I remember hearing that sometimes computers will save images in interesting ways. For example an image where some pixels next to each other are the same exact color, then they are stored as information that the next 30 or some pixels are all “red,” rather than saying each one individually has the values that we know as the color red.
Sometimes you download large programs that are gigabytes in size, but start as a 900 kb file. I guess these are simply tools that connect you to a ftp which gives you some data among other things usually.
So why cant we store gigabytes of information as kilobytes if we do not immediately need to access the information, say for long-term storage?
Take this example, the program is asked to compress a file that is 1024 kilobytes in size. The program used to compress this information detects that the bytes in memory simply form a pattern of {1,0,0,1,0,0,…}. The program creates an algorithm which it can recognize later if asked to uncompress the information and stores the length of memory that this pattern should occupy. The data that the original information occupied is now much smaller.

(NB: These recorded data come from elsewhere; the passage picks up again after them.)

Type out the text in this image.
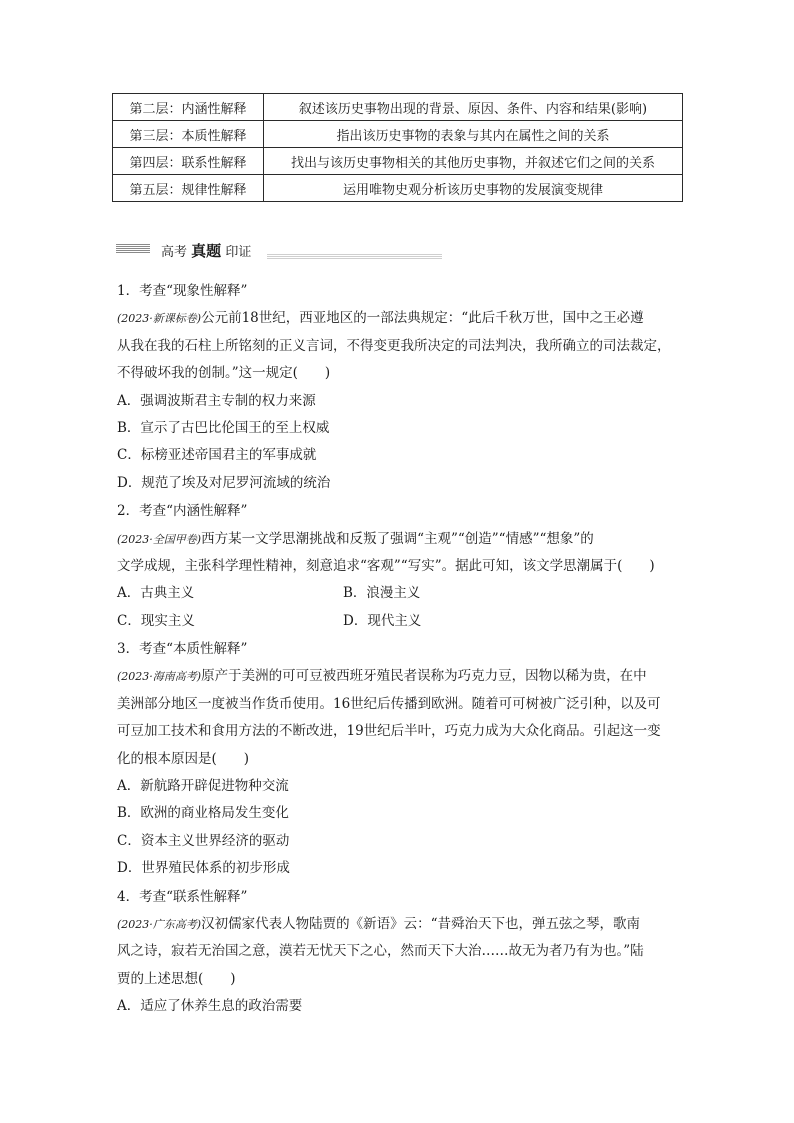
第二层：内涵性解释	叙述该历史事物出现的背景、原因、条件、内容和结果(影响)
第三层：本质性解释	指出该历史事物的表象与其内在属性之间的关系
第四层：联系性解释	找出与该历史事物相关的其他历史事物，并叙述它们之间的关系
第五层：规律性解释	运用唯物史观分析该历史事物的发展演变规律
高考 真题 印证
1．考查“现象性解释”
(2023·新课标卷)公元前18世纪，西亚地区的一部法典规定：“此后千秋万世，国中之王必遵
从我在我的石柱上所铭刻的正义言词，不得变更我所决定的司法判决，我所确立的司法裁定，
不得破坏我的创制。”这一规定(　　)
A．强调波斯君主专制的权力来源
B．宣示了古巴比伦国王的至上权威
C．标榜亚述帝国君主的军事成就
D．规范了埃及对尼罗河流域的统治
2．考查“内涵性解释”
(2023·全国甲卷)西方某一文学思潮挑战和反叛了强调“主观”“创造”“情感”“想象”的
文学成规，主张科学理性精神，刻意追求“客观”“写实”。据此可知，该文学思潮属于(　　)
A．古典主义	B．浪漫主义
C．现实主义	D．现代主义
3．考查“本质性解释”
(2023·海南高考)原产于美洲的可可豆被西班牙殖民者误称为巧克力豆，因物以稀为贵，在中
美洲部分地区一度被当作货币使用。16世纪后传播到欧洲。随着可可树被广泛引种，以及可
可豆加工技术和食用方法的不断改进，19世纪后半叶，巧克力成为大众化商品。引起这一变
化的根本原因是(　　)
A．新航路开辟促进物种交流
B．欧洲的商业格局发生变化
C．资本主义世界经济的驱动
D．世界殖民体系的初步形成
4．考查“联系性解释”
(2023·广东高考)汉初儒家代表人物陆贾的《新语》云：“昔舜治天下也，弹五弦之琴，歌南
风之诗，寂若无治国之意，漠若无忧天下之心，然而天下大治……故无为者乃有为也。”陆
贾的上述思想(　　)
A．适应了休养生息的政治需要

If the algorithm required is too complicated to compress the entire file, perhaps the computer can separate the data into different algorithms used to output smaller lengths of data when decompression is asked of it.
Is this a realistic approach to compressing data? I thought this might already be used because sometimes I see that a program, windows 7 for example, “expands” data. Is this what the program is really doing?
LZW works by building a dictionary of bit strings and then using references to that dictionary instead of the string. Other compression algorithms work in different ways, but the idea is always to find a smaller representation. Some compression, such as jpeg loses data, this is fine for media where our eyes or ears are able to fill in the missing data. Others such as LZW are “lossless”, they don’t lose data.
Some compression programs such as pkzip and winzip use various algorithms based on the data. This approach can’t be used for streaming, but works well for files.
The whole area is very complex, you could spend a lifetime on it an still not know everything about it. Good luck in your pursuit.